GE’s New Billion-Dollar Problem? Boeing’s 737 MAX
Wall St. Journal
Aug 02, 2019
General Electric Co. is contending with a fresh strain on its finances due to the extended grounding of Boeing Co. ’s 737 MAX jets, just as the industrial conglomerate says it is making progress on some of its other thorny problems.
GE, a longtime aerospace supplier and major buyer of commercial planes, warned Wednesday that the grounding could drain as much as $1.4 billion from its cash flow this year as its factories produce fewer engines for the aircraft and cannot get fully paid for them. The MAX jet is powered exclusively by LEAP engines made by GE in partnership with France’s Safran SA .
“When Boeing delivers the airframes, we will get paid for those engines. It’s just a delay in cash timing,” said Jamie Miller, GE’s outgoing finance chief.
For now, that means GE didn’t take in an expected $600 million in the first half of the year and won’t take in another $400 million per quarter in the second half if the plane remains grounded.
“$400 million per quarter is what is likely to happen if we do not see a return to service,” GE Chief Executive Larry Culp said. GE’s revised financial forecast for the full year, which calls for cash flow between $1 billion and negative $1 billion, reflects the MAX delays.

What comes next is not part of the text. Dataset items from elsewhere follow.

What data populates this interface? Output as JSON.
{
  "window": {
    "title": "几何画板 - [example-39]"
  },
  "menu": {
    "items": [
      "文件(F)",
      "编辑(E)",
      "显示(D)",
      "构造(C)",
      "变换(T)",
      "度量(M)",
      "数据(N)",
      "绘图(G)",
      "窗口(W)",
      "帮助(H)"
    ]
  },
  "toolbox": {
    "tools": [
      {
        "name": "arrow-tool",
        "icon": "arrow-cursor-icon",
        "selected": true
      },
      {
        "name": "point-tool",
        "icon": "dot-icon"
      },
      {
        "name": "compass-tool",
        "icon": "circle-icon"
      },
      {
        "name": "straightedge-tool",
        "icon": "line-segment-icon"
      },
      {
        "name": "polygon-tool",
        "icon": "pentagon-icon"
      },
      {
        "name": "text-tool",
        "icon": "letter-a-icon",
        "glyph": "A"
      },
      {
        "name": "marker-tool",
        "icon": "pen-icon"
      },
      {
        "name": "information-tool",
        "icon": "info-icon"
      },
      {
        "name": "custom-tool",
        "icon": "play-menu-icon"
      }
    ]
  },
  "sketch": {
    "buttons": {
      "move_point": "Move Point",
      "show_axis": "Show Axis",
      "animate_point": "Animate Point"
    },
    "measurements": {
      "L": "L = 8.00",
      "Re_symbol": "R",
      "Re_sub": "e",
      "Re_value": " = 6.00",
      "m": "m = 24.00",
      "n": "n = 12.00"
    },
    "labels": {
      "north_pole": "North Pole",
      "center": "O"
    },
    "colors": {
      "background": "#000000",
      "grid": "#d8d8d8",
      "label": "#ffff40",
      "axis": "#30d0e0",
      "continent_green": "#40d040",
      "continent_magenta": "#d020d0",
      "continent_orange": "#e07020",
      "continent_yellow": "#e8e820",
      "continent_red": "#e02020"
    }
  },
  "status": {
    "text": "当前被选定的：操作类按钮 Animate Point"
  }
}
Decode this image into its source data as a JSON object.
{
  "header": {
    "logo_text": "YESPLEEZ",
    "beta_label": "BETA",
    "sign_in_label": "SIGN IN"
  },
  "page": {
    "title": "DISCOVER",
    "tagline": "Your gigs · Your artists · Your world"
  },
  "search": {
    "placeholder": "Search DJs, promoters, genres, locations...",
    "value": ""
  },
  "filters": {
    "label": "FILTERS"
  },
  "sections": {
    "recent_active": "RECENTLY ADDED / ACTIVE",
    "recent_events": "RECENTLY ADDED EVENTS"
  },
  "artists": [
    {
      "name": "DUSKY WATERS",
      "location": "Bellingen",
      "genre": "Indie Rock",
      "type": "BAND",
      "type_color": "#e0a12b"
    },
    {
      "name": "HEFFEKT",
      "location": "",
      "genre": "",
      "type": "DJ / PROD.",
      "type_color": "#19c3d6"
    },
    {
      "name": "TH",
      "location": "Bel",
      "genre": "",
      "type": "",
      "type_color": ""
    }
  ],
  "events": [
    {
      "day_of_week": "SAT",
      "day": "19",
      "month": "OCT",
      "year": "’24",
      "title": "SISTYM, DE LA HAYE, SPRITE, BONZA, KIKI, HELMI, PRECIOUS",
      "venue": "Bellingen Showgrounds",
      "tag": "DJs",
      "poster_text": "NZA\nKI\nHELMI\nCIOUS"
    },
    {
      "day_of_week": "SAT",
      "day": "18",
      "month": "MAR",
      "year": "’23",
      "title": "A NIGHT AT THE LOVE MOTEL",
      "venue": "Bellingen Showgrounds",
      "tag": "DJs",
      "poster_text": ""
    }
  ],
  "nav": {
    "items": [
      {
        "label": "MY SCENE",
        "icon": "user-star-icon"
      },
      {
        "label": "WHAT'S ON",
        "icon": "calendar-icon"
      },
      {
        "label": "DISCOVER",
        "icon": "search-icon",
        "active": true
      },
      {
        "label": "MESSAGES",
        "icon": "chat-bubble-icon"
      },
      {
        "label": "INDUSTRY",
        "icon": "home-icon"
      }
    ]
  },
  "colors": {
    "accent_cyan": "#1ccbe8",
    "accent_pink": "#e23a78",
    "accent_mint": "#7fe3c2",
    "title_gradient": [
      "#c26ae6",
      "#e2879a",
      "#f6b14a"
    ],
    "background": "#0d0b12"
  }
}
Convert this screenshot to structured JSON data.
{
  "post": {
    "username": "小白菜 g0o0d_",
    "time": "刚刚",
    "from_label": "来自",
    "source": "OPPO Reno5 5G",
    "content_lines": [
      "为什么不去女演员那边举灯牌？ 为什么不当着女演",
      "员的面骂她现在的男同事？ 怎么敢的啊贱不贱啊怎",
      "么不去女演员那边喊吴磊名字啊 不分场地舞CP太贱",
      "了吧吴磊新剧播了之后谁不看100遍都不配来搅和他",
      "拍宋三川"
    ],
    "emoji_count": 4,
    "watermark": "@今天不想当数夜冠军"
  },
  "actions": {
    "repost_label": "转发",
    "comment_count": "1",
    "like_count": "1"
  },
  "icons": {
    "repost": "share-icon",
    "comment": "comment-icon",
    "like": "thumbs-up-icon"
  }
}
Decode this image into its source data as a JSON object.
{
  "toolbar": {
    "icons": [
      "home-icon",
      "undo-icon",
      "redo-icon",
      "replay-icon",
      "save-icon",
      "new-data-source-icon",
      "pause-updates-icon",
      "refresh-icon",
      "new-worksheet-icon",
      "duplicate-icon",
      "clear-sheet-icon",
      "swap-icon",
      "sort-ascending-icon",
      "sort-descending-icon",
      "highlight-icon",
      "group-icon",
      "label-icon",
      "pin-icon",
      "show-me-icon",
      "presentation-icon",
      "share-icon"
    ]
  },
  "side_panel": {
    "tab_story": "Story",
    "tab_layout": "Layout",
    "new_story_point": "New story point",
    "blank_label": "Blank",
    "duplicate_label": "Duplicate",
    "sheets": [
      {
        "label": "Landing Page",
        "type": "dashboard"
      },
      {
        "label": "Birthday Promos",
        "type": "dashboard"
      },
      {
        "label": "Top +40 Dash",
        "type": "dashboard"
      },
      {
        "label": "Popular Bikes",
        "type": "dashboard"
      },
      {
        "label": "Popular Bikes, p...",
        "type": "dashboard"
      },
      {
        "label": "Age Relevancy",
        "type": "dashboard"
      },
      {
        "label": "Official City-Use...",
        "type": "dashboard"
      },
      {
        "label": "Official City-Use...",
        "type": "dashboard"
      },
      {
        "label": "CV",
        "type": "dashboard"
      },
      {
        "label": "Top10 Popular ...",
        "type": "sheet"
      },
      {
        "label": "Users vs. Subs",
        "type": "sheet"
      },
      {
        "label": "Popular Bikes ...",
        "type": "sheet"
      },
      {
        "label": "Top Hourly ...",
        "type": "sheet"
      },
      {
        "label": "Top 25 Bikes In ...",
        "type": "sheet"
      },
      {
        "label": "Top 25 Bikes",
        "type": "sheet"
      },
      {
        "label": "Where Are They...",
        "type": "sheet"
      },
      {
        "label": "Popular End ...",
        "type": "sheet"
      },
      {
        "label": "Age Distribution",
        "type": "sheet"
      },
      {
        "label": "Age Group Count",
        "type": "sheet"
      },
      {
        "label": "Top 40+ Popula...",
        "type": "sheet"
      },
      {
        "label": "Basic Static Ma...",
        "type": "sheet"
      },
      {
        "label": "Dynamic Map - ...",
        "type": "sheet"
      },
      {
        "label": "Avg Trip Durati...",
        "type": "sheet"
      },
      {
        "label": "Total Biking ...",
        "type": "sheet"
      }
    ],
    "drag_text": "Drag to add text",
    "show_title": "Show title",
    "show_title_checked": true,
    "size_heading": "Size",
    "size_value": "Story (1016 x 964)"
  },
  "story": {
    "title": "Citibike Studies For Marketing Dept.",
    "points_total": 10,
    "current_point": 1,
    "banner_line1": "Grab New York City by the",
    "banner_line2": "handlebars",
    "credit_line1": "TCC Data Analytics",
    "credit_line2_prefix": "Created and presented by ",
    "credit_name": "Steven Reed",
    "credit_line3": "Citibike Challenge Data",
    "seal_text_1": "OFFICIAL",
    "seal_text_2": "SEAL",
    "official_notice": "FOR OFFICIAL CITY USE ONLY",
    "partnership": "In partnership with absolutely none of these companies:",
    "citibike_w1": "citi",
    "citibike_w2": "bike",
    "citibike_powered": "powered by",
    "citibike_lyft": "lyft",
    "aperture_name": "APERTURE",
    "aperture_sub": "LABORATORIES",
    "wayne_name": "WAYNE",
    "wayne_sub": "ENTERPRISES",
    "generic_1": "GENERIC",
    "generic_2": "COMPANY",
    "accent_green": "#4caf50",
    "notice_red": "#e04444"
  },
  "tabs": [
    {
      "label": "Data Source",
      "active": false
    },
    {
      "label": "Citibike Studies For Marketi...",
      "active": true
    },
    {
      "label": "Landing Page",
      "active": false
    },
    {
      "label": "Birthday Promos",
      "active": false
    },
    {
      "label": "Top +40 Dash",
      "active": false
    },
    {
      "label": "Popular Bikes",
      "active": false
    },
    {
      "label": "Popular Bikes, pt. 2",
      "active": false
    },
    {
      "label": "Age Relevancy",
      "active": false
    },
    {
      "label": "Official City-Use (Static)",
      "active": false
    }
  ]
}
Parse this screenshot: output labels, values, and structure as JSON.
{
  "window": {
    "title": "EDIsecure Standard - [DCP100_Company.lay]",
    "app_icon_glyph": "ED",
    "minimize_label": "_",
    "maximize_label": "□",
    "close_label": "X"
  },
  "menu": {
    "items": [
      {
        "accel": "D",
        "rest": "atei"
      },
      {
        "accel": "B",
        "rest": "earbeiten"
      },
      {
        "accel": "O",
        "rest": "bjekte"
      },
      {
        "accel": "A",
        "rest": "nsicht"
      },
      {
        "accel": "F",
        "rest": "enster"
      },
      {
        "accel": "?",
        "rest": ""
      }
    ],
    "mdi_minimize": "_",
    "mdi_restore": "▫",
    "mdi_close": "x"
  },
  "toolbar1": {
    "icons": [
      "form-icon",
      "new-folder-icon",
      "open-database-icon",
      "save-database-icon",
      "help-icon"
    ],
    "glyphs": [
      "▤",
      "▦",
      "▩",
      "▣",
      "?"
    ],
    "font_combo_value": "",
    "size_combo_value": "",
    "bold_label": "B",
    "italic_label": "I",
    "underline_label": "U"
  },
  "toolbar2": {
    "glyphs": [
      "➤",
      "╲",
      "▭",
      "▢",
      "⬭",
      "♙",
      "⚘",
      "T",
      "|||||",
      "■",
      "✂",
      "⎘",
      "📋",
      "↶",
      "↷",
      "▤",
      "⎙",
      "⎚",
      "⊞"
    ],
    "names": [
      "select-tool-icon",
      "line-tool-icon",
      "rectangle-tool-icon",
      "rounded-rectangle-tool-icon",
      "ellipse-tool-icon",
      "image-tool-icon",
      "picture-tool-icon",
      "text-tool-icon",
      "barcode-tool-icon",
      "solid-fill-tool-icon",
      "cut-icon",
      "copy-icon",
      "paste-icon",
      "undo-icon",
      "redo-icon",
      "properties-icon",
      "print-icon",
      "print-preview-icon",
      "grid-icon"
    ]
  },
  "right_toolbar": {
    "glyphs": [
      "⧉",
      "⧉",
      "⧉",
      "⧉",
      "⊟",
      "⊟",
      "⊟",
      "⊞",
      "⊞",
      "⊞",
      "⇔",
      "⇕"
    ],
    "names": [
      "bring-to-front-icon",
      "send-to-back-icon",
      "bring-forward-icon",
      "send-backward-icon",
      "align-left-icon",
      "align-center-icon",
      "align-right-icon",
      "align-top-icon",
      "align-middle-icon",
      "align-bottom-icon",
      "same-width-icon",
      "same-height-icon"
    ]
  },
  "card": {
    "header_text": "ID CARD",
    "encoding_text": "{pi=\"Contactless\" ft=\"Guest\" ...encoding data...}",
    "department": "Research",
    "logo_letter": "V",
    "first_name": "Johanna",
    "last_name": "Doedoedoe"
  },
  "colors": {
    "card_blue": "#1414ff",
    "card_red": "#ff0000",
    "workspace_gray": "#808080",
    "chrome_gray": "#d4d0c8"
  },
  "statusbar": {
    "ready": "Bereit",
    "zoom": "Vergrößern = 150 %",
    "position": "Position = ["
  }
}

GE has slowed production this year of the engine model used in the MAX. The project is a major driver of growth for the company’s aviation unit, which accounted for $3 billion of GE’s roughly $5 billion in industrial profits in the first half of the year. The LEAP, which is also used on Airbus SE jets, has attracted more than 17,000 orders. GE also makes avionics and other parts for the MAX.
“GE is heavily tied to Boeing’s narrowbody fortunes,” said John Inch, an analyst at Gordon Haskett, an investment research firm. He said once the single-aisle MAX is approved to fly again, Boeing may need to discount the price of the plane and that could mean less money for GE as well.
“You could have emerging issues in the long-term aviation story that everyone presumes is rock solid,” he said.
Two crashes and the global grounding of Boeing’s 737 MAX commercial airliner led to extensive disruption in the international aerospace industry. WSJ’s Robert Wall explains the continuing effects of the plane’s grounding. Photo: Getty Images
The aviation unit, which is now GE’s largest by revenue, has propped up the conglomerate’s results in recent years as GE has struggled with deep losses in its core power division and finance arm. Those troubles have forced GE to slash its dividend and pursue plans to sell off major business units.
Boeing has said it hopes to restart MAX deliveries in the fourth quarter, but some government and industry officials don’t expect it to carry passengers again until next year. The MAX has been barred by regulators from commercial flight since March after two fatal crashes over the past year.
With hundreds of finished jets piling up on tarmacs, Boeing in April slowed monthly production of its 737 jets to 42 from 52. Boeing executives recently warned they might further slow or halt production if regulators don’t approve the plane’s return to service by the end of this year.
“We’re at a lower level of production than we thought we would be at this point in the year, for obvious reasons,” Mr. Culp said Wednesday. He declined to comment on the ramifications of another slowdown or complete halt in MAX production.
Spirit AeroSystems Holdings Inc., which makes the fuselages and other parts for the MAX, said Wednesday that 200 workers have taken voluntary retirement as part of efforts to cut costs by 5% to counter the impact of the production cut. Boeing said it has made no staff cuts as a result of the MAX grounding.
GE is also is one of the aircraft maker’s top customers. The company’s finance arm operates one of the world’s biggest jet-leasing companies, known as Gecas. That business owns 29 MAX planes, with 25 of those rented to customers who are obligated to continue making payments during the grounding, according to a GE securities filing.
Gecas has made pre-delivery payments for 150 more of the planes and financing commitments to buy another 19 under purchase-leaseback contracts with airlines, the filing shows. At the end of 2018, Gecas owned or had on order more than 1,850 aircraft, according to a regulatory filing.
Overall, GE had $2.1 billion worth of MAX jets with no impairment charges incurred in the first half as the company expects the planes will ultimately be delivered and return to service.
Meanwhile, Boeing recently pushed back the expected first flight of its 777X long-haul jetliner, blaming problems with GE’s new engine for the plane. GE said it has redesigned a part that was wearing out faster than expected and is working with Boeing on the issue.
“The scheduled flight is obviously disappointing given how well the aircraft has been performing in preflight tests and that we are on track on non-engine activities,” Dennis Muilenburg, Boeing’s CEO said last week. “The engine issue has added significant risk to the schedule.”
Boeing now hopes to fly the 777X next year and deliver the first ones by the end of 2020.